Course information - 2025 Spring semester

  • Lecturer: András Pályi
  • Language: English
  • Location: F building, 2nd floor, lecture hall 13 (F3213)
  • Time: Tuesdays, 12:15-13:45 - first lecture: Feb 11th, Tuesday.

Details

  • Hands-on quantum computing. One goal is to introduce basic concepts of quantum information theory, quantum computing, and quantum communication. Another goal is to provide hands-on experience in programming a quantum computer. That is, the basic concepts, gadgets, algorithms, etc., should be implemented and run by the students themselves, partly during the lectures, partly as homework. We will use the quantum computers of IBM, which are available via the cloud for anyone.
  • Lectures. Lectures will combine conventional, frontal presentation, and programming exercises.
  • Assignments. At each lecture, a number of programming exercises are assigned. You will have to submit your solution (pdf version of your jupyter notebook) until the Sunday following the lecture via Teams. These assignments are mandatory, but they do NOT count in your final evaluation (see below).
  • Evaluation: Oral exam at the end of the semester. (Note that this has changed with respect to earlier editions of the course.)

Course material, 2025

Course material will be published in Teams.

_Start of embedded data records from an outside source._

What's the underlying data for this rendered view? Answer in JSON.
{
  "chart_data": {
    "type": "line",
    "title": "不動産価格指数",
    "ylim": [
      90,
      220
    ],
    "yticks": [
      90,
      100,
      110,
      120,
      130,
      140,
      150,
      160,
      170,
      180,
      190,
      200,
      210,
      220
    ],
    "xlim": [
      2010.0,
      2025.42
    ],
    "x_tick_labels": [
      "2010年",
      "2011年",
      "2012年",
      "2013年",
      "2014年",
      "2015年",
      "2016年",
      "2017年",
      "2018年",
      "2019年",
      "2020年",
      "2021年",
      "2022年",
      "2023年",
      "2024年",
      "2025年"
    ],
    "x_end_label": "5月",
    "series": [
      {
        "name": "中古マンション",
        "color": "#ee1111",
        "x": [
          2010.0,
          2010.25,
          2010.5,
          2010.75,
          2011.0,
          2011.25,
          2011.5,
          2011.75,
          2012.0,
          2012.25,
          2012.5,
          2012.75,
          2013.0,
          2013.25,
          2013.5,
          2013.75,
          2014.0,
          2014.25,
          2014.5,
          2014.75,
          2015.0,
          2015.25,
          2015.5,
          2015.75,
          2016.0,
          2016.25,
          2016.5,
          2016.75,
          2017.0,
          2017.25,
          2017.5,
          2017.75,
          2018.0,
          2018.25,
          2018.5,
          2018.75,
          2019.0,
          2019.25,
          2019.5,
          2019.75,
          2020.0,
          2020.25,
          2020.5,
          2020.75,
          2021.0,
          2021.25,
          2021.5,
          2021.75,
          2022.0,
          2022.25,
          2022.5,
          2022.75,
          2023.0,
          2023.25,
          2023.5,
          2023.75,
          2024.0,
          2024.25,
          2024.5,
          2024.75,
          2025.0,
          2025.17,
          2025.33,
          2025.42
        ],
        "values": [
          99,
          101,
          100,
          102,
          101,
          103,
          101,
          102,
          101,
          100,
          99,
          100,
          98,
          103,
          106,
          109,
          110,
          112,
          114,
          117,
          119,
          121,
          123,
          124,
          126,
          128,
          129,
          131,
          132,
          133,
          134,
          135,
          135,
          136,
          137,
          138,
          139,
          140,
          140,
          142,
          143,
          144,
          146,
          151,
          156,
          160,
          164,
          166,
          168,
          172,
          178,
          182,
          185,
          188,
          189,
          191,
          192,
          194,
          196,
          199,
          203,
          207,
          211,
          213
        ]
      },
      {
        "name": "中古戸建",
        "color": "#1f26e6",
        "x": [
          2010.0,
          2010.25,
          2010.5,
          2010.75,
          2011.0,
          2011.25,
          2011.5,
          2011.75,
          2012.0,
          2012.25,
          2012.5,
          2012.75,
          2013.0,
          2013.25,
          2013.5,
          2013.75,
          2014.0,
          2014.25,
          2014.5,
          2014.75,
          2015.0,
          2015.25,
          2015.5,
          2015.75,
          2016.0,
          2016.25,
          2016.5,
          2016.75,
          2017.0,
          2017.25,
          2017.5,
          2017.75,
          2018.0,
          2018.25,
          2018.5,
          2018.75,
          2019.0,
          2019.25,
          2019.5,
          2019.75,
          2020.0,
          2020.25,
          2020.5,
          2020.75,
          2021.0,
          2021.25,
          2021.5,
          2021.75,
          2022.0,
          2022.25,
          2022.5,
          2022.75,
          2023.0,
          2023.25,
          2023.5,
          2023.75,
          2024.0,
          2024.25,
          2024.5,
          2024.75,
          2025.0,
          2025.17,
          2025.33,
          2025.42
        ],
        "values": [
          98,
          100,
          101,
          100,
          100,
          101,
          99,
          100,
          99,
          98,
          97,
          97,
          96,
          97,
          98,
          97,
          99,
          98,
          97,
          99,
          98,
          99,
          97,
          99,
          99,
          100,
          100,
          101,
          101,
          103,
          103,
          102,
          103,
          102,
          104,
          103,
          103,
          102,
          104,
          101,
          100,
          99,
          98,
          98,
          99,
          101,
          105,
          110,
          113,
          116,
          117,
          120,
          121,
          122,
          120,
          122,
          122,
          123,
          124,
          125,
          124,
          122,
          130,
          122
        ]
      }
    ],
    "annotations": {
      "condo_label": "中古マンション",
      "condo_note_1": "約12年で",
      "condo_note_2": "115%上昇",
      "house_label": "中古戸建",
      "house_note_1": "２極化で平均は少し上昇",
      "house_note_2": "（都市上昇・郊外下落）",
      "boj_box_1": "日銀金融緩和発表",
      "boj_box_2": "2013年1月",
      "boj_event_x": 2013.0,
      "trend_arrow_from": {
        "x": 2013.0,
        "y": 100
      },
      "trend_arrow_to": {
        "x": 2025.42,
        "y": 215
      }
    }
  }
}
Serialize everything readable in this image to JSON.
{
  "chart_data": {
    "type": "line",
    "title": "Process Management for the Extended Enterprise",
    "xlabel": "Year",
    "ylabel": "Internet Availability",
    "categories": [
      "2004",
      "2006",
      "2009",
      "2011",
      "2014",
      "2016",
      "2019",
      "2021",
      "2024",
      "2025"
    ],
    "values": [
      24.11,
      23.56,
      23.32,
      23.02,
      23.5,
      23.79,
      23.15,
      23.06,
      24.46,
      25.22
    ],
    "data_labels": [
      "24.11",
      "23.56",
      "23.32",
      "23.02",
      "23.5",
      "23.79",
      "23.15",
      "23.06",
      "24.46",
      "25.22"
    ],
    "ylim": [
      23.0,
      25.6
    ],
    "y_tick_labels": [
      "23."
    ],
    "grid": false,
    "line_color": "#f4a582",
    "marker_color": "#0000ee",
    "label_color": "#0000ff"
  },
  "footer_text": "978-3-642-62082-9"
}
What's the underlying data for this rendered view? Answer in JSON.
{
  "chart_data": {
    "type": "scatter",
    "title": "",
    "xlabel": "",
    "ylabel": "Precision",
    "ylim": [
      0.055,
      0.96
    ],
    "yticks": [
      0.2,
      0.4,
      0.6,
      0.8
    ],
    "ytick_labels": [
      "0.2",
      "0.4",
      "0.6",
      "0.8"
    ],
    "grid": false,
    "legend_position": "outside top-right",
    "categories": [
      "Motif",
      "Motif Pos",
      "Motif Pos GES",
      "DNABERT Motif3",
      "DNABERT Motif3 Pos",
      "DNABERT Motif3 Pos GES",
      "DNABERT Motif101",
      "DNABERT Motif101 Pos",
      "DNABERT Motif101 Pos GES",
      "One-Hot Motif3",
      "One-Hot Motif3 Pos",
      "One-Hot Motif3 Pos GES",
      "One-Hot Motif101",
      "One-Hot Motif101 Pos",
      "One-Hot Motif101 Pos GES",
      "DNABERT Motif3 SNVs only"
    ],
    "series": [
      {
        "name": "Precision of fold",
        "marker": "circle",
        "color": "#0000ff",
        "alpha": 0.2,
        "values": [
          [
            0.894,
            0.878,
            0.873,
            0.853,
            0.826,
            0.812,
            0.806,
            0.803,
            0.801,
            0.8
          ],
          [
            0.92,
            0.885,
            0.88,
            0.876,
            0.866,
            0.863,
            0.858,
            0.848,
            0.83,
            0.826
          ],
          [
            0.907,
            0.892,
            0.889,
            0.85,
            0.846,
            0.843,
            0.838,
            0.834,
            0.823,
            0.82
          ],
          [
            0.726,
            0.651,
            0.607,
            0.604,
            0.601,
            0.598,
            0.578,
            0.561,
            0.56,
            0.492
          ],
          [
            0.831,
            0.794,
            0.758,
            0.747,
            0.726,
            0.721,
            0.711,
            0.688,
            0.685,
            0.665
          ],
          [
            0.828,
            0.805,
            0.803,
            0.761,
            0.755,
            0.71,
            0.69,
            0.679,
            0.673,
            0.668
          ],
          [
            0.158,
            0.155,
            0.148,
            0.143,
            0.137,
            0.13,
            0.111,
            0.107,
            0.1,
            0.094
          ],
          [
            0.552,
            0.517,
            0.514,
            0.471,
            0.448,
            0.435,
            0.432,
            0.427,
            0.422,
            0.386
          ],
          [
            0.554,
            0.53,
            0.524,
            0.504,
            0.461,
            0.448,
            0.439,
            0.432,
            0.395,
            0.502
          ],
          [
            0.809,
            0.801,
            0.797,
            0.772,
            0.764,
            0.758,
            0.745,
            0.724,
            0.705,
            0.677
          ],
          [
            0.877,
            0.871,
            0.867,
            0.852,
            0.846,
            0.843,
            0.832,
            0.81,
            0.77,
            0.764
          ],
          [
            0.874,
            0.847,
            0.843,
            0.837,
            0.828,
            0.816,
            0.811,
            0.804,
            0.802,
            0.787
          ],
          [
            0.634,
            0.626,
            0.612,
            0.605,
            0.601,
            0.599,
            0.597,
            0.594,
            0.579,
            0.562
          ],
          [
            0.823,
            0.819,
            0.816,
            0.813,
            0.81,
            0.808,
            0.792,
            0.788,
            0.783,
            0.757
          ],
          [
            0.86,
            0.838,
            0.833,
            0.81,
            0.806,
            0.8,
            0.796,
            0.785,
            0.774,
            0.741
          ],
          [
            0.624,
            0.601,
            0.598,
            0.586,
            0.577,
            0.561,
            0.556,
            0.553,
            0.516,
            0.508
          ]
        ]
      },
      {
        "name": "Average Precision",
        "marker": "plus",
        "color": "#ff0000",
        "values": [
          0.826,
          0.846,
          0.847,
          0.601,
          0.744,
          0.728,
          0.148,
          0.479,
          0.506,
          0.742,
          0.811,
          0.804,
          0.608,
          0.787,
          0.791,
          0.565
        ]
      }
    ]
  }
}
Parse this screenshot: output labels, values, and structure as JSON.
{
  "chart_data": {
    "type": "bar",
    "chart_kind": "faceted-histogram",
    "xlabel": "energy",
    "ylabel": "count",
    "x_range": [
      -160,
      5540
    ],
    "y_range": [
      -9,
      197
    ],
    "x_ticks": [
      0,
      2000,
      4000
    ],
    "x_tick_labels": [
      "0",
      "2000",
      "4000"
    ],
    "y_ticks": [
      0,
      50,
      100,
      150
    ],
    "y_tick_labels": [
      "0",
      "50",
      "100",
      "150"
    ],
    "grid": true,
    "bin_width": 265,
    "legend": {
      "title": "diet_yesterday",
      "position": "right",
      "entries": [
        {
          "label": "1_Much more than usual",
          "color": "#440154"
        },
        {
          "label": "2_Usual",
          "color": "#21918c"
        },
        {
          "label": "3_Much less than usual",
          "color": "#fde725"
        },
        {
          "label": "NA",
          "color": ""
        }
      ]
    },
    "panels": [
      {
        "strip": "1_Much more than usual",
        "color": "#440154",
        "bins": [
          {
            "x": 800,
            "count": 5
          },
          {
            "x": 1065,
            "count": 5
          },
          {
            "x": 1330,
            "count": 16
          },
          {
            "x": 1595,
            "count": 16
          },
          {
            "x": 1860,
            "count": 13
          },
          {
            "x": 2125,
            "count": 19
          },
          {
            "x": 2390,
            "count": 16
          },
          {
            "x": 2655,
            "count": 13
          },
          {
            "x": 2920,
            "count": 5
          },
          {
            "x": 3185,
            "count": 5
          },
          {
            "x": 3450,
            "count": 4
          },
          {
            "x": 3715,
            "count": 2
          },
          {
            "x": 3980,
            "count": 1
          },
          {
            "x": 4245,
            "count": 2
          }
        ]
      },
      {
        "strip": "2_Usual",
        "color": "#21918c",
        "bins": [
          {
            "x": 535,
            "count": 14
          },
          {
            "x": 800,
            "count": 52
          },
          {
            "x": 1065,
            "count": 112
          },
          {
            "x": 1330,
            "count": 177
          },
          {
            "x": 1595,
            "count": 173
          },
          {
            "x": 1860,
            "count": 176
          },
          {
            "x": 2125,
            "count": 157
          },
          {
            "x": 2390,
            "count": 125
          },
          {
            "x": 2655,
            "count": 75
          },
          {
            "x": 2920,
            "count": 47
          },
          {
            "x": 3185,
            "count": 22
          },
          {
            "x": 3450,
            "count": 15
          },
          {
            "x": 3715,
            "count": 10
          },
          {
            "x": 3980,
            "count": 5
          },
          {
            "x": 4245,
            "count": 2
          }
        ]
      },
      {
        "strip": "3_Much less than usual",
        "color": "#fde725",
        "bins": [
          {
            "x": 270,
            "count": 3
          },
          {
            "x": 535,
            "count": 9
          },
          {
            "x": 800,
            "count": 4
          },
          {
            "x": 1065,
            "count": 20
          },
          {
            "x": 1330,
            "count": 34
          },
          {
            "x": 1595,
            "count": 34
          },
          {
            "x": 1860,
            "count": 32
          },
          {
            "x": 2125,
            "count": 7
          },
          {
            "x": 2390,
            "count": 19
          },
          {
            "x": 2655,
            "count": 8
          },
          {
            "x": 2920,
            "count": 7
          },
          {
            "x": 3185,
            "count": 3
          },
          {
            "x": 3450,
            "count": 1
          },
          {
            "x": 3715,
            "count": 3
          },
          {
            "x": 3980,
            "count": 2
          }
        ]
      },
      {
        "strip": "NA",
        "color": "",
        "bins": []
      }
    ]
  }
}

Topics to be covered: Basics of quantum information, python, and qiskit. Quantum teleportation. Bell inequalities. Quantum communication. Quantum state tomography. Quantum algorithms: Bernstein-Vazirani algorithm, Grover's algorithm, Quantum Fourier Transform, Phase Estimation, Shor's algorithm. Errors in quantum computers. Quantum Error Correction.

Course material, 2019

Complete course material of 2019 as a zip file. Major changes will happen in 2025.

  1. Basics: quantum information, python, qiskit
  2. The Bernstein-Vazirani quantum algorithm
  3. Decoherence 1: the density matrix
  4. Decoherence 2: qubit relaxation
  5. Decoherence 3: quantum state tomography
  6. Deutsch-Jozsa and Grover algorithms
  7. Quantum Fourier Transform, Phase Estimation
  8. Shor's algorithm
  9. Quantum Simulation
  10. Classical Error Correction
  11. Quantum Error Correction
  12. Bell inequalities
  13. Quantum Key Distribution